# How to: Write a parallel_for_each Loop

This example shows how to use the concurrency::parallel_for_each algorithm to compute the count of prime numbers in a std::array object in parallel.

## Example

The following example computes the count of prime numbers in an array two times. The example first uses the std::for_each algorithm to compute the count serially. The example then uses the **parallel_for_each** algorithm to perform the same task in parallel. The example also prints to the console the time that is required to perform both computations.

```
// parallel-count-primes.cpp
// compile with: /EHsc
#include <windows.h>
#include <ppl.h>
#include <iostream>
#include <algorithm>
#include <array>
using namespace concurrency;
using namespace std;
// Calls the provided work function and returns the number of milliseconds
// that it takes to call that function.
template <class Function>
__int64 time_call(Function&& f)
{
__int64 begin = GetTickCount();
f();
return GetTickCount() - begin;
}
// Determines whether the input value is prime.
bool is_prime(int n)
{
if (n < 2)
return false;
for (int i = 2; i < n; ++i)
{
if ((n % i) == 0)
return false;
}
return true;
}
int wmain()
{
// Create an array object that contains 200000 integers.
array<int, 200000> a;
// Initialize the array such that a[i] == i.
int n = 0;
generate(begin(a), end(a), [&] {
return n++;
});
LONG prime_count;
__int64 elapsed;
// Use the for_each algorithm to count the number of prime numbers
// in the array serially.
prime_count = 0L;
elapsed = time_call([&] {
for_each (begin(a), end(a), [&](int n ) {
if (is_prime(n))
++prime_count;
});
});
wcout << L"serial version: " << endl
<< L"found " << prime_count << L" prime numbers" << endl
<< L"took " << elapsed << L" ms" << endl << endl;
// Use the parallel_for_each algorithm to count the number of prime numbers
// in the array in parallel.
prime_count = 0L;
elapsed = time_call([&] {
parallel_for_each (begin(a), end(a), [&](int n ) {
if (is_prime(n))
InterlockedIncrement(&prime_count);
});
});
wcout << L"parallel version: " << endl
<< L"found " << prime_count << L" prime numbers" << endl
<< L"took " << elapsed << L" ms" << endl << endl;
}
```

The following sample output is for a computer that has four processors.

```
serial version:
found 17984 prime numbers
took 6115 ms
parallel version:
found 17984 prime numbers
took 1653 ms
```

## Compiling the Code

To compile the code, copy it and then paste it in a Visual Studio project, or paste it in a file that is named parallel-count-primes.cpp and then run the following command in a Visual Studio Command Prompt window.
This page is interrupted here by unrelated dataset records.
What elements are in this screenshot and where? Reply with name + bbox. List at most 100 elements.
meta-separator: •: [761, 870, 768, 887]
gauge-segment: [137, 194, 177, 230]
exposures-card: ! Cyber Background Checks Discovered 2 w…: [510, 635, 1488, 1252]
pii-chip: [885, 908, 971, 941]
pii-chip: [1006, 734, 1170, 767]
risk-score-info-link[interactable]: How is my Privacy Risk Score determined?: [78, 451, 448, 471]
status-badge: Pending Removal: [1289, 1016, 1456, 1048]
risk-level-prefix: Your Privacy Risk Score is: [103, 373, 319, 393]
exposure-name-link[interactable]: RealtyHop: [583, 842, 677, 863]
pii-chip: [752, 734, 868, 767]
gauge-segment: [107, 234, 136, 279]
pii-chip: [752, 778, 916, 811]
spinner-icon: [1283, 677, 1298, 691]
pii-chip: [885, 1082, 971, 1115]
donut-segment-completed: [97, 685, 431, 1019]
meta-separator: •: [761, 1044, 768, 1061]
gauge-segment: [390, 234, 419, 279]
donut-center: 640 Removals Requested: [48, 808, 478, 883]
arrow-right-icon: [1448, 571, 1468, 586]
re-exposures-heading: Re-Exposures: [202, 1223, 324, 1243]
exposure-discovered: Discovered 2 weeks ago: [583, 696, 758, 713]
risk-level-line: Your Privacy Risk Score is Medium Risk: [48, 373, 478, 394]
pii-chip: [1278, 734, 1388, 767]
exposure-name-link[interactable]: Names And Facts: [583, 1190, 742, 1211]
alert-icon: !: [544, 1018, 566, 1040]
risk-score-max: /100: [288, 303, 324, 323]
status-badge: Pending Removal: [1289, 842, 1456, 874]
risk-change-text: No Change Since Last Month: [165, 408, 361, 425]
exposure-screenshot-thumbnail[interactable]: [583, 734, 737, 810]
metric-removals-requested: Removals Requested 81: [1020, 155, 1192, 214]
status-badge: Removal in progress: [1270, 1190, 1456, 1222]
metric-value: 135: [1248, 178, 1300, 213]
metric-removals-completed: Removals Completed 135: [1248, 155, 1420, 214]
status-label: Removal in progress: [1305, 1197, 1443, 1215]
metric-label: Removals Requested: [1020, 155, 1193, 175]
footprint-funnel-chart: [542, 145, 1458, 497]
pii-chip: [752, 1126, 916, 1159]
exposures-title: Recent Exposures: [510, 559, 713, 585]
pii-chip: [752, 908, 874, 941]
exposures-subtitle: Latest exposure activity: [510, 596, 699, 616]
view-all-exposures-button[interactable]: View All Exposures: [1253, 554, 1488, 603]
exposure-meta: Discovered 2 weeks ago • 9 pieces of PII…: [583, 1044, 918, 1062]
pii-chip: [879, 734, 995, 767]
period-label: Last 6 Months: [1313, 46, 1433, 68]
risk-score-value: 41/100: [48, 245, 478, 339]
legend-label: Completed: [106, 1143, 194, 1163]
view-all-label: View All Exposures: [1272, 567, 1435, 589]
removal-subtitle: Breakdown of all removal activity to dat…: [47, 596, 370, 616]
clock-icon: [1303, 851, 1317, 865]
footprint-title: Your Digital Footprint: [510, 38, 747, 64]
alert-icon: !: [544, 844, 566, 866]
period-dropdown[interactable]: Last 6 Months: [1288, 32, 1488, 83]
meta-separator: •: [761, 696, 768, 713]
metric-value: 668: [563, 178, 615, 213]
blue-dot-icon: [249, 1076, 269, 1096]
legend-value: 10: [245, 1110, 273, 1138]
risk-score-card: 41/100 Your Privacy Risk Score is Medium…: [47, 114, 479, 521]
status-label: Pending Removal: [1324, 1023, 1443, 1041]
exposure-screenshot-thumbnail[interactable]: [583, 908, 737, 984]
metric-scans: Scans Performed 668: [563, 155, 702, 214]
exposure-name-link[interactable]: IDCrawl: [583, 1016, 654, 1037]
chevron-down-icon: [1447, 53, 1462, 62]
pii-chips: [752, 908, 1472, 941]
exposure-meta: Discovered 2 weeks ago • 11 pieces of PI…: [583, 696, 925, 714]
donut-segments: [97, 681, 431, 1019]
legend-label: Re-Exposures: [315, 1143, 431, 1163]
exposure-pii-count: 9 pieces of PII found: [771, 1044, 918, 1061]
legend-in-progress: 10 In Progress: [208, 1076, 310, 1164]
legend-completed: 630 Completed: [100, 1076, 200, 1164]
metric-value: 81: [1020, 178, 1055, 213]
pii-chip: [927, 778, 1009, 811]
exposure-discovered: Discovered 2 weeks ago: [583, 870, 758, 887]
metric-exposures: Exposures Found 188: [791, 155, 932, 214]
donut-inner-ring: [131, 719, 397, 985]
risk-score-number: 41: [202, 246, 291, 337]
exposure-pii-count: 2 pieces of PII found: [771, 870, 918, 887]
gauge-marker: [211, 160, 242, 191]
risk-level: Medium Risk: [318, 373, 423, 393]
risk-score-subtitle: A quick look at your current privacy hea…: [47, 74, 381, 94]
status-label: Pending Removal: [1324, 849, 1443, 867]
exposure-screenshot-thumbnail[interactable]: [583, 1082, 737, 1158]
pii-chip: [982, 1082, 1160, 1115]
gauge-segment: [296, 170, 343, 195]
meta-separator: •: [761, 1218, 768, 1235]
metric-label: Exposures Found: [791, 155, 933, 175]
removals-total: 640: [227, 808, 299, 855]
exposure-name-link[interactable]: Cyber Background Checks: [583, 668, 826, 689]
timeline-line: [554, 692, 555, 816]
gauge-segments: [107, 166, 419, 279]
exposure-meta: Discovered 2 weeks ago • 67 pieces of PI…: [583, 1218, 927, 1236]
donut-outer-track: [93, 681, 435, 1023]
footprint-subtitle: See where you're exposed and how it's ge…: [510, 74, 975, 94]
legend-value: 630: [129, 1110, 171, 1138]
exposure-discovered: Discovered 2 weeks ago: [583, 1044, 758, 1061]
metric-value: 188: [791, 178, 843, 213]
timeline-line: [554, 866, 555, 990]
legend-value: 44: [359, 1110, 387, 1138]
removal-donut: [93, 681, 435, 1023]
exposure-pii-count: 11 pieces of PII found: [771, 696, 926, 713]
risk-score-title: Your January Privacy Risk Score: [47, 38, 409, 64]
**cl.exe /EHsc parallel-count-primes.cpp**

## Robust Programming

The lambda expression that the example passes to the **parallel_for_each** algorithm uses the **InterlockedIncrement** function to enable parallel iterations of the loop to increment the counter simultaneously. If you use functions such as **InterlockedIncrement** to synchronize access to shared resources, you can present performance bottlenecks in your code. You can use a lock-free synchronization mechanism, for example, the concurrency::combinable class, to eliminate simultaneous access to shared resources. For an example that uses the **combinable** class in this manner, see How to: Use combinable to Improve Performance.